Bob & Brian Norris.  Brian is the lucky pilot that gave Bob his P-51ride a few years back.  Check out that flight here and here.   They have been good friends ever since.

Another co-pilot opportunity for Bob- a helicopter ride over Oshkosh.

Two WWII legends: Bud Anderson & Bob Brocklehurst in the green room.

Modern day aviation legend Michael Goulian and his team were the ultimate hosts, opening their tents to us throughout the week.

Myself, David Frasca & Bob in front of my Papa's plane, AK905.  The Frasca family now own the RCAF Kittyhawk (painted as a Fighting Tiger).  David flew it to Oshkosh to be part of our P-40 Warbirds in Review session.  In fact- David was the one who first suggested we do WIR!  So glad he did!
Bob bidding farewell to my best friend Candice.  I am so thrilled she got to meet him.  She flew up from Winnipeg to join the fun and good thing- she is a professional photographer and one of her aviation photos from that weekend helped her win Photographer of the Year in Manitoba!

This blog journey has been chalked full of incredible synchronicities exactly like the ones that brought Bob and I together and I am certain they will continue to happen.  As I have said all along,  I am only the puppet following along the path being laid out by my grandfather,  who coincidentally is also named Bob (Robert).  Now, not only do I have my grandfather leading the way- Bob is up there as well.  One Canadian, one American- a reminiscent joint effort.  How fitting.  Looks like I better buckle up!

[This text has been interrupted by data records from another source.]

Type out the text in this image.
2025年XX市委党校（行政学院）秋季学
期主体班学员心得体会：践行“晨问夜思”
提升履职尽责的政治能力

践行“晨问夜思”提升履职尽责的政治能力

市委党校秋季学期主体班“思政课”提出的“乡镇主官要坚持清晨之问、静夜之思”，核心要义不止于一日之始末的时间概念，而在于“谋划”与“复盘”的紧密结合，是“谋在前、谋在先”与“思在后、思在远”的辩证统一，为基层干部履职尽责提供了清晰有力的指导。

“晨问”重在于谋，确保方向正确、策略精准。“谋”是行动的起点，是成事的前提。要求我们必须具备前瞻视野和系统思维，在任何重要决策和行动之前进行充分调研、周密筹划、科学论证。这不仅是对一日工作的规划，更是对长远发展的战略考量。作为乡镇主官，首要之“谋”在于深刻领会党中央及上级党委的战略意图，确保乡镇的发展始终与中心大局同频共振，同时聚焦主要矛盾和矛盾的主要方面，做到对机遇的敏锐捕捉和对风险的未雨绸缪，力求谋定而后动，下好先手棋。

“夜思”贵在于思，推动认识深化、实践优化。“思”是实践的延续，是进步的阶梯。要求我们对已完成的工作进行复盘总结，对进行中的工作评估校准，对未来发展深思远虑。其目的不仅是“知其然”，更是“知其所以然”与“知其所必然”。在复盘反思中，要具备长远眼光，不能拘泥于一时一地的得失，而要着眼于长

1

Robert L. Brocklehurst, you are truly one of a kind and I will miss you tremendously here on earth.  I know you are still with me though and my work will continue in your honor and in honor of those who served with you.   Enjoy your eternal wings and the freedom you now have to do all the loops and rolls you want.   No restrictions- let 'er rip and give my Papa a hug for me. 



  1. What a beautiful tribute, Karen.

  2. Thank you. He was a beautiful person and I am better for knowing him.

  3. Oh my gosh! I coukdnt keep a dry eye so I can only imagine how many boxes of Kleenex you went through writing this. Truly an amazing union of circumstance and fate. This is such a beautiful tribute to an inspirational force who will live on in the hearts of many. It was an honour to meet you Bob, and thank you Karen, my bestie, for the invite to join you at Oshkosh and rub shoulders with a legend.

    1. It was a tough one, that's for sure. So glad you got to meet him. Through out the entire week, he kept saying to me "I can see why she is your best friend." Such a special weekend full of memorable moments.